I believe that instructors need to weed out nurses who do not have the necessary attitude or character. While this might take some specific parameters and attention to detail, I believe it is possible to do. In Medical School, students compete against each other, not only with grades but with procedures. Med schools weed out the students who do not have the grades or the resilience for the program. Nursing programs should do the same. If the student nurse is not at the top of her class she will not be offered a good internship program. If hospitals commit to recruiting only the best and offering nursing internships that would give the new graduate clinical practice and mentoring we might end up with a better quality nursing student and graduate nurse. Instructors could make nursing students compete for procedures. My experience with students on the floor is that they will do everything in their power to avoid work. If they have to be checked off on a number of procedures it stands to reason that they would know how to do some of these procedures when they graduate. If they don’t get the procedures then they don’t graduate and the school weeds outs yet another student who did not want it badly enough. We got away from the diploma schools but maybe that was a bad idea. Could we not combine the book work of the BSN program with the clinical labs of the diploma school? The hospitals that participated would have the added bonus of free student labor and a skilled labor pool from which to choose the best and brightest. It might be worth considering.
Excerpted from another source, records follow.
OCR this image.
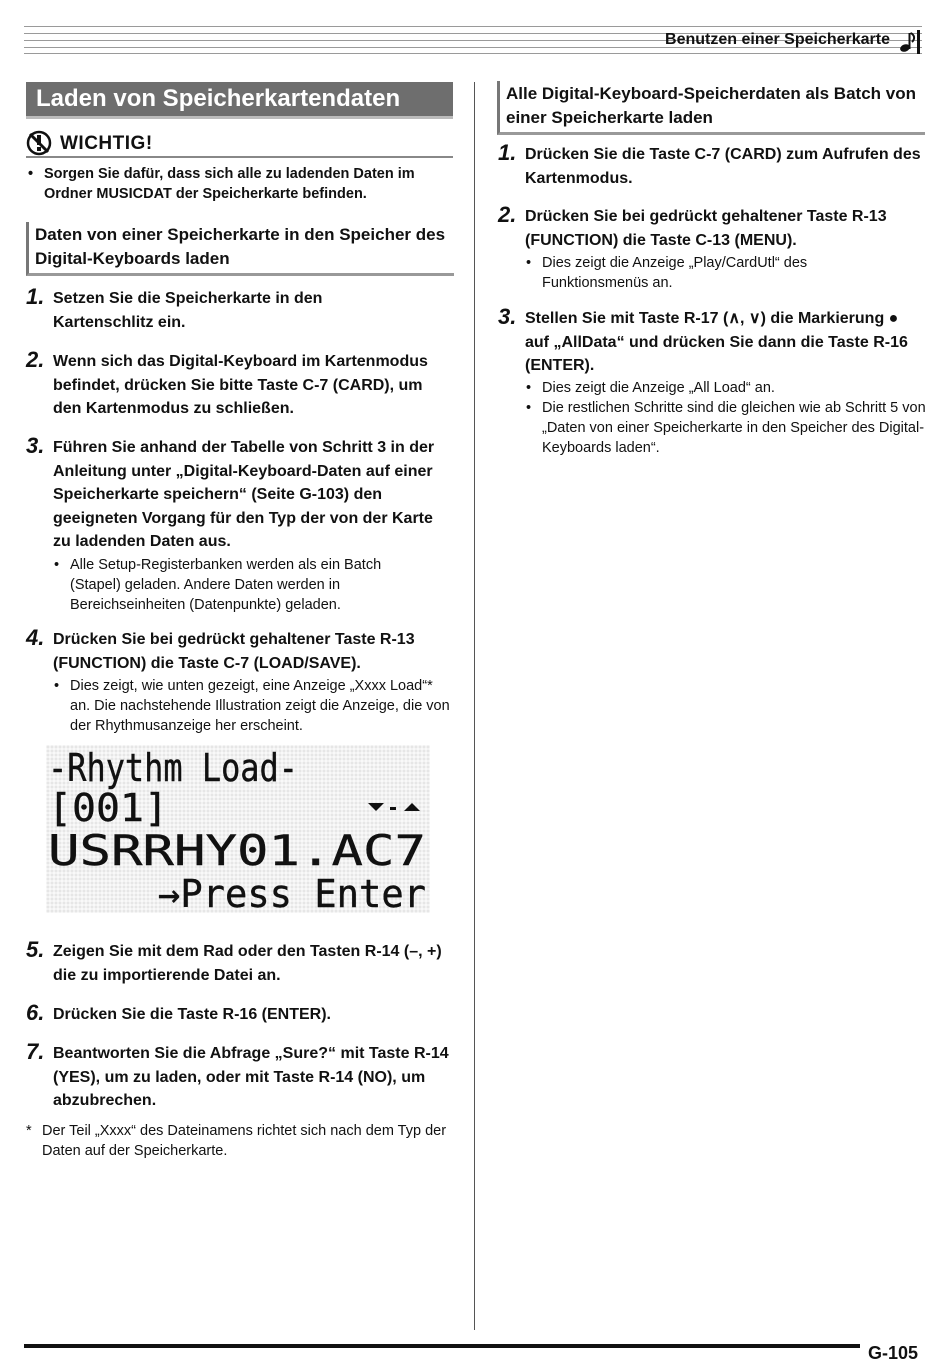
Benutzen einer Speicherkarte
Laden von Speicherkartendaten
WICHTIG!
• Sorgen Sie dafür, dass sich alle zu ladenden Daten im Ordner MUSICDAT der Speicherkarte befinden.
Daten von einer Speicherkarte in den Speicher des Digital-Keyboards laden
1. Setzen Sie die Speicherkarte in den Kartenschlitz ein.
2. Wenn sich das Digital-Keyboard im Kartenmodus befindet, drücken Sie bitte Taste C-7 (CARD), um den Kartenmodus zu schließen.
3. Führen Sie anhand der Tabelle von Schritt 3 in der Anleitung unter „Digital-Keyboard-Daten auf einer Speicherkarte speichern“ (Seite G-103) den geeigneten Vorgang für den Typ der von der Karte zu ladenden Daten aus.
• Alle Setup-Registerbanken werden als ein Batch (Stapel) geladen. Andere Daten werden in Bereichseinheiten (Datenpunkte) geladen.
4. Drücken Sie bei gedrückt gehaltener Taste R-13 (FUNCTION) die Taste C-7 (LOAD/SAVE).
• Dies zeigt, wie unten gezeigt, eine Anzeige „Xxxx Load“* an. Die nachstehende Illustration zeigt die Anzeige, die von der Rhythmusanzeige her erscheint.
-Rhythm Load-
[001]
USRRHY01.AC7
→Press Enter
5. Zeigen Sie mit dem Rad oder den Tasten R-14 (–, +) die zu importierende Datei an.
6. Drücken Sie die Taste R-16 (ENTER).
7. Beantworten Sie die Abfrage „Sure?“ mit Taste R-14 (YES), um zu laden, oder mit Taste R-14 (NO), um abzubrechen.
* Der Teil „Xxxx“ des Dateinamens richtet sich nach dem Typ der Daten auf der Speicherkarte.
Alle Digital-Keyboard-Speicherdaten als Batch von einer Speicherkarte laden
1. Drücken Sie die Taste C-7 (CARD) zum Aufrufen des Kartenmodus.
2. Drücken Sie bei gedrückt gehaltener Taste R-13 (FUNCTION) die Taste C-13 (MENU).
• Dies zeigt die Anzeige „Play/CardUtl“ des Funktionsmenüs an.
3. Stellen Sie mit Taste R-17 (∧, ∨) die Markierung ● auf „AllData“ und drücken Sie dann die Taste R-16 (ENTER).
• Dies zeigt die Anzeige „All Load“ an.
• Die restlichen Schritte sind die gleichen wie ab Schritt 5 von „Daten von einer Speicherkarte in den Speicher des Digital-Keyboards laden“.
G-105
I believe there is an urgent need to fix these issues before it’s too late. When the last of my generation is retired, the only ones who will be left are the nurses who are graduating now. The nurses who don’t have the first clue about critical thinking will be in charge of the ICU. The nurses who consider Facebook a good place to complain about their patients will be taking care of you and me. The nurse who thought herself above giving her patient the bedpan, causing a little old lady to climb out of bed over the rails and fall, fracturing a hip, will possibly be a manager or director. In my opinion, that would be a damn shame.